03:51 go ahead and define a new method called .__setstate__(),

03:58 which will take self and state.

04:03 Inside here, you’ll define self.__dict__ and set this equal to state, and now you can reinitialize that property by saying self.c is equal to the lambda expression that you defined earlier, so x is x * x.

04:21 So now this method will be serialized with the custom class so when you deserialize it, it’s called. So state here will return the .a and .b properties, and then you’ve re-added .c right here.

04:36 So let’s save this and see what comes out! Okay. So you can see you still have the 'a' and 'b' properties, and now you have 'c', which is representing this function over here.

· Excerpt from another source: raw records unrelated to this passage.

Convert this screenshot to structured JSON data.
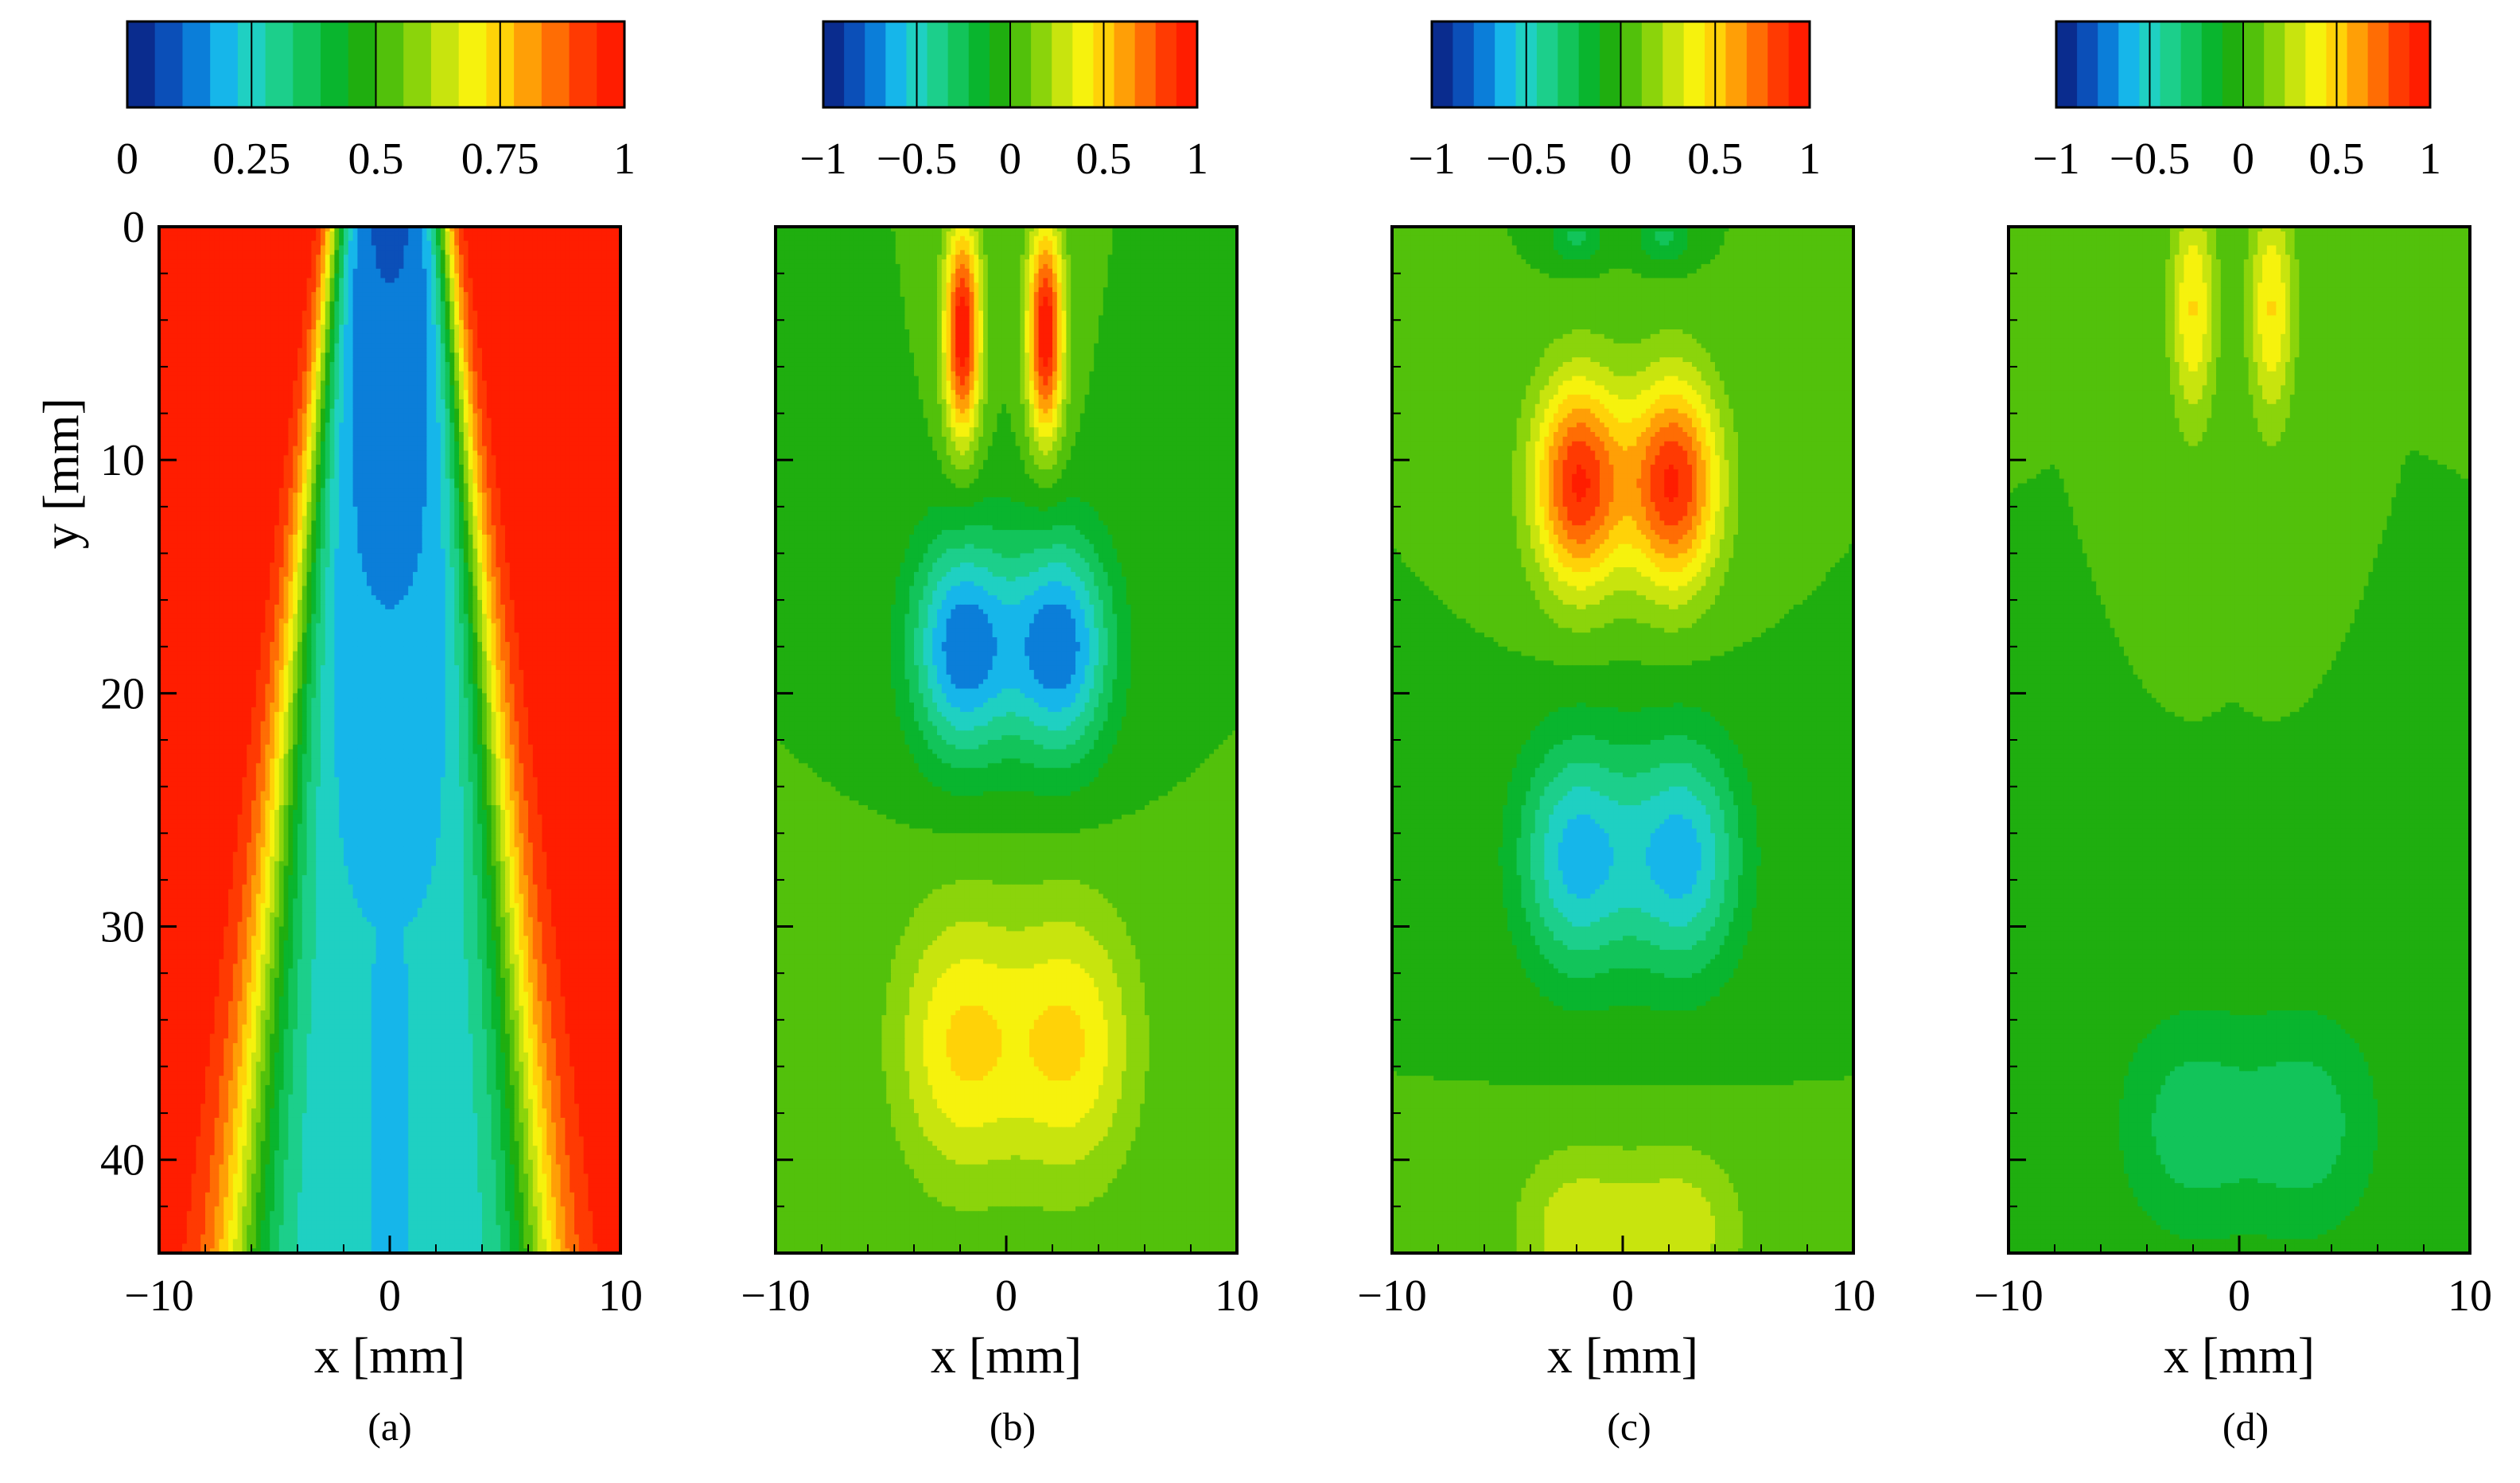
{
  "figure": {
    "panels": [
      "(a)",
      "(b)",
      "(c)",
      "(d)"
    ],
    "colors": {
      "background": "#00b400",
      "scale": [
        "#0a2c8e",
        "#0b4fb8",
        "#0b7ed9",
        "#16b6ea",
        "#1fd0c2",
        "#1ccf8b",
        "#12c45a",
        "#09b52e",
        "#1fae0f",
        "#52c10b",
        "#8bd40b",
        "#c8e40e",
        "#f6f20d",
        "#ffd208",
        "#ff9f06",
        "#ff6d04",
        "#ff3a02",
        "#ff1d00"
      ]
    }
  },
  "chart_data": [
    {
      "type": "heatmap",
      "panel_label": "(a)",
      "xlabel": "x [mm]",
      "ylabel": "y [mm]",
      "xlim": [
        -10,
        10
      ],
      "ylim": [
        0,
        44
      ],
      "xticks": [
        "−10",
        "0",
        "10"
      ],
      "yticks": [
        "0",
        "10",
        "20",
        "30",
        "40"
      ],
      "colorbar": {
        "min": 0,
        "max": 1,
        "ticks": [
          "0",
          "0.25",
          "0.5",
          "0.75",
          "1"
        ]
      },
      "field": {
        "kind": "jet-core",
        "background_value": 1,
        "core_min": 0.1,
        "core_halfwidth_top": 1.7,
        "core_halfwidth_bottom": 4.8
      }
    },
    {
      "type": "heatmap",
      "panel_label": "(b)",
      "xlabel": "x [mm]",
      "ylabel": "",
      "xlim": [
        -10,
        10
      ],
      "ylim": [
        0,
        44
      ],
      "xticks": [
        "−10",
        "0",
        "10"
      ],
      "yticks": [],
      "colorbar": {
        "min": -1,
        "max": 1,
        "ticks": [
          "−1",
          "−0.5",
          "0",
          "0.5",
          "1"
        ]
      },
      "field": {
        "kind": "lobes",
        "lobes": [
          {
            "x": -1.9,
            "y": 4.5,
            "sx": 0.55,
            "sy": 3.2,
            "amp": 1.0
          },
          {
            "x": 1.7,
            "y": 4.5,
            "sx": 0.55,
            "sy": 3.2,
            "amp": 1.0
          },
          {
            "x": -1.9,
            "y": 18,
            "sx": 1.6,
            "sy": 3.4,
            "amp": -0.75
          },
          {
            "x": 2.3,
            "y": 18,
            "sx": 1.6,
            "sy": 3.4,
            "amp": -0.75
          },
          {
            "x": -2.0,
            "y": 35,
            "sx": 2.0,
            "sy": 4.2,
            "amp": 0.45
          },
          {
            "x": 2.8,
            "y": 35,
            "sx": 2.0,
            "sy": 4.2,
            "amp": 0.45
          }
        ]
      }
    },
    {
      "type": "heatmap",
      "panel_label": "(c)",
      "xlabel": "x [mm]",
      "ylabel": "",
      "xlim": [
        -10,
        10
      ],
      "ylim": [
        0,
        44
      ],
      "xticks": [
        "−10",
        "0",
        "10"
      ],
      "yticks": [],
      "colorbar": {
        "min": -1,
        "max": 1,
        "ticks": [
          "−1",
          "−0.5",
          "0",
          "0.5",
          "1"
        ]
      },
      "field": {
        "kind": "lobes",
        "lobes": [
          {
            "x": -2.0,
            "y": 0.5,
            "sx": 0.8,
            "sy": 0.8,
            "amp": -0.25
          },
          {
            "x": 1.8,
            "y": 0.5,
            "sx": 0.8,
            "sy": 0.8,
            "amp": -0.25
          },
          {
            "x": -1.9,
            "y": 11,
            "sx": 1.4,
            "sy": 3.2,
            "amp": 0.9
          },
          {
            "x": 2.2,
            "y": 11,
            "sx": 1.4,
            "sy": 3.2,
            "amp": 0.9
          },
          {
            "x": -2.0,
            "y": 27,
            "sx": 1.8,
            "sy": 3.6,
            "amp": -0.6
          },
          {
            "x": 2.6,
            "y": 27,
            "sx": 1.8,
            "sy": 3.6,
            "amp": -0.6
          },
          {
            "x": -2.0,
            "y": 43,
            "sx": 1.9,
            "sy": 2.5,
            "amp": 0.3
          },
          {
            "x": 2.5,
            "y": 43,
            "sx": 1.9,
            "sy": 2.5,
            "amp": 0.3
          }
        ]
      }
    },
    {
      "type": "heatmap",
      "panel_label": "(d)",
      "xlabel": "x [mm]",
      "ylabel": "",
      "xlim": [
        -10,
        10
      ],
      "ylim": [
        0,
        44
      ],
      "xticks": [
        "−10",
        "0",
        "10"
      ],
      "yticks": [],
      "colorbar": {
        "min": -1,
        "max": 1,
        "ticks": [
          "−1",
          "−0.5",
          "0",
          "0.5",
          "1"
        ]
      },
      "field": {
        "kind": "lobes",
        "lobes": [
          {
            "x": -2.0,
            "y": 3.5,
            "sx": 0.7,
            "sy": 3.5,
            "amp": 0.45
          },
          {
            "x": 1.4,
            "y": 3.5,
            "sx": 0.7,
            "sy": 3.5,
            "amp": 0.45
          },
          {
            "x": -2.2,
            "y": 38.5,
            "sx": 2.2,
            "sy": 3.5,
            "amp": -0.28
          },
          {
            "x": 3.0,
            "y": 38.5,
            "sx": 2.2,
            "sy": 3.5,
            "amp": -0.28
          }
        ]
      }
    }
  ]
}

04:50 This may seem strange with how you can’t save a lambda function as a property of a custom class, but you can save it by reinitializing it when you deserialize it, and one way to think about this is that pickle doesn’t know how to handle the lambda expression itself, but it can handle the instructions on how to redefine that lambda expression.

05:11 Now keep in mind, because this method is run every time this is deserialized, there are some security concerns here because you’re running code. So go ahead and add in a print() statement here, like 'I am deserializing', and then save it and rerun it.

05:28 And you’ll see that when running the script, I am deserializing printed out. So anything that gets put into the .__setstate__() method is executed by whatever is deserializing it.

05:38 We’ll talk about this in a little bit more detail in a later lesson. So anyway, you should have a pretty good idea on how you can get around some of these unserializable data types by using the .__getstate__() and .__setstate__() methods. In the next video, you’re going to see how you can compress your serialized output when using pickle.